8- Yaşatanlar

6 4 0
                                    

İçimde ki ses beynime bas bas bağırıyordu.
Öleceksin...
Öleceksin...
Öleceksin...
İkimiz de soluğumuzu tutmuş korku dolu bakışlarla ne yapacağımızı bilmiyorduk. Her tarafımız sarılmıştı ve kaçmanın imkanı yoktu. Savaşsak bile boşa kendimizi yormuş olurduk. Onlara galip gelmemiz, biz iki insanı da aşardı. Rüzgar, kaskatı kesilmiş alnımda ki ecel terlerini savuruyordu.

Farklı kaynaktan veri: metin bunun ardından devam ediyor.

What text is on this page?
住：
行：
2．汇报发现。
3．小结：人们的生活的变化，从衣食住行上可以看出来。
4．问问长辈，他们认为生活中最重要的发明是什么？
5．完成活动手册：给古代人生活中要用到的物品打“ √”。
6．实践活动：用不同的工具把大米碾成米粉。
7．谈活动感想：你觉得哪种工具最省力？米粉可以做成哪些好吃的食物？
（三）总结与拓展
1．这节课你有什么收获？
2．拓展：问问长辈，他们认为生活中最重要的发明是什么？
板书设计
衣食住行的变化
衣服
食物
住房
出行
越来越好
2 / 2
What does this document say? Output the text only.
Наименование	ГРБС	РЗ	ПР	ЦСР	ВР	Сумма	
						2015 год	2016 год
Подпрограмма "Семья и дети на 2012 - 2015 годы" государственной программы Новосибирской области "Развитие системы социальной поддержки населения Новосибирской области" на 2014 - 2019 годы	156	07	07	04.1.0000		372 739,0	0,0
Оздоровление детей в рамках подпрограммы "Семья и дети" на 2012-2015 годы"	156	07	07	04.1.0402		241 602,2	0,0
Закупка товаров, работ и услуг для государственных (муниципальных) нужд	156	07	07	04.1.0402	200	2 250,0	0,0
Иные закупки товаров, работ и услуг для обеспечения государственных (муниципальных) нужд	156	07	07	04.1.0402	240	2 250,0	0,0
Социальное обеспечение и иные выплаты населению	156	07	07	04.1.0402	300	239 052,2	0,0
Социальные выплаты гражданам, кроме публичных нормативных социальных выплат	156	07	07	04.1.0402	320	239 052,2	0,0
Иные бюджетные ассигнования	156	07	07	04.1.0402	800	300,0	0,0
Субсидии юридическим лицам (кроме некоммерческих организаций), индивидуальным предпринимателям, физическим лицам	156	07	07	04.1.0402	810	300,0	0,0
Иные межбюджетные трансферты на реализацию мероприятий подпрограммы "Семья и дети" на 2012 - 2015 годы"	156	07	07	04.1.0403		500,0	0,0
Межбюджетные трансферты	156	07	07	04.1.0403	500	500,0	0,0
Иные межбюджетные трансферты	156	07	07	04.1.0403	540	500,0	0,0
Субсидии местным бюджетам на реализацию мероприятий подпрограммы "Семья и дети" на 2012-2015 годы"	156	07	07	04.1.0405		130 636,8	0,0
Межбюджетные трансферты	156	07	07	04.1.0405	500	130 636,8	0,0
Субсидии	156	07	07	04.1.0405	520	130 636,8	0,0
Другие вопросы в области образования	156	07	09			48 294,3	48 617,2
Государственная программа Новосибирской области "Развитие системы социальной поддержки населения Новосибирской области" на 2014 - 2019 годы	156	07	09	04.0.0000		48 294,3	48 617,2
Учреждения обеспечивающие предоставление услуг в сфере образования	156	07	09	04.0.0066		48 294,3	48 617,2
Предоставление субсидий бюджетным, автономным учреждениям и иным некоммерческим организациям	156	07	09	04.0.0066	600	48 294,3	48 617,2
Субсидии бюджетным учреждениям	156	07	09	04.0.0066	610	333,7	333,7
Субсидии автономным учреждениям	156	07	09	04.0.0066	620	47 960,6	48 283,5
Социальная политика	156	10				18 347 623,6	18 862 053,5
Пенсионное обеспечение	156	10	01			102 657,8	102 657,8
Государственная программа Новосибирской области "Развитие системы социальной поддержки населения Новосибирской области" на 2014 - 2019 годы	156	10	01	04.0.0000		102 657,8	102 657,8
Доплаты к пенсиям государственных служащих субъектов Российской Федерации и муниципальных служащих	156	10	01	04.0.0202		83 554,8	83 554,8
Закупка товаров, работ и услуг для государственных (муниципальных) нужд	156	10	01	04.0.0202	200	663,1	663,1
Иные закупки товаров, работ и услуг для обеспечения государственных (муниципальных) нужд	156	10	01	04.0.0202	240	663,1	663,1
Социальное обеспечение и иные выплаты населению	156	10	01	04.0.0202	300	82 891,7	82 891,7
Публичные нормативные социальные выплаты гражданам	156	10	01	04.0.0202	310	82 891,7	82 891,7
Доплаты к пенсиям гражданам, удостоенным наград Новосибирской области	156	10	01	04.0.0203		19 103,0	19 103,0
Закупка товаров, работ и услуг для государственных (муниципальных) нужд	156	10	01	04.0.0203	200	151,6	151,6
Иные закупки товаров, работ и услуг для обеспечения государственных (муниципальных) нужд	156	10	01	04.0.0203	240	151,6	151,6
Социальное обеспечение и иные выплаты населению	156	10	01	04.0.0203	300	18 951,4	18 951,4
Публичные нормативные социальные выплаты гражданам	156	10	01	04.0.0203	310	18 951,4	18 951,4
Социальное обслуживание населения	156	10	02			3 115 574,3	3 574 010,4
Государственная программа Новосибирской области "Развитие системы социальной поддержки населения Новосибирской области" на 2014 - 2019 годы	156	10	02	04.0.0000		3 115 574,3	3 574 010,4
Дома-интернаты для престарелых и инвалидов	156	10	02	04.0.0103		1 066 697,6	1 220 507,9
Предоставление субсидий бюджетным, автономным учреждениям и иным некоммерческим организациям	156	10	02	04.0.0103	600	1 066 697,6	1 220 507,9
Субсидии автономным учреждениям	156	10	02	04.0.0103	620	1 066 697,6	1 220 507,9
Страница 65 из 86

Yaratıklardan birisi bağırarak üstümüze doğru koştuğu sırada Poyraz önüme geçerek yaratığın önüne atladı. Beni... Koruyor muydu?
Kendime gelmeliydim! İkimiz de burada ölmeyecektik! Madem delice oynamak istiyorlardı. O zaman bu oyunu iki kişi de oynayabilirdi değil mi! Tüm gücümle bıçağı tutarak yaratığa tekme attım. Ardından bıçağı ona fırlattım. Bıçak yaratığın göğsüne saplanmıştı. Acı içinde çığlık atması diğerlerinin de üstümüze gelmesine yol açtı. Gelin bakalım! Artık gözümü karartmıştım. Ya onlar ölecekti, ya ben! Lakin ben yaşamaya niyetliydim.
Bu yüzden gebermesi gereken onlardı. Dişlerimi acımasızca sıkarak üstüme gelen bir başka yaratığı tuttuğum gibi geriye doğru fırlattım.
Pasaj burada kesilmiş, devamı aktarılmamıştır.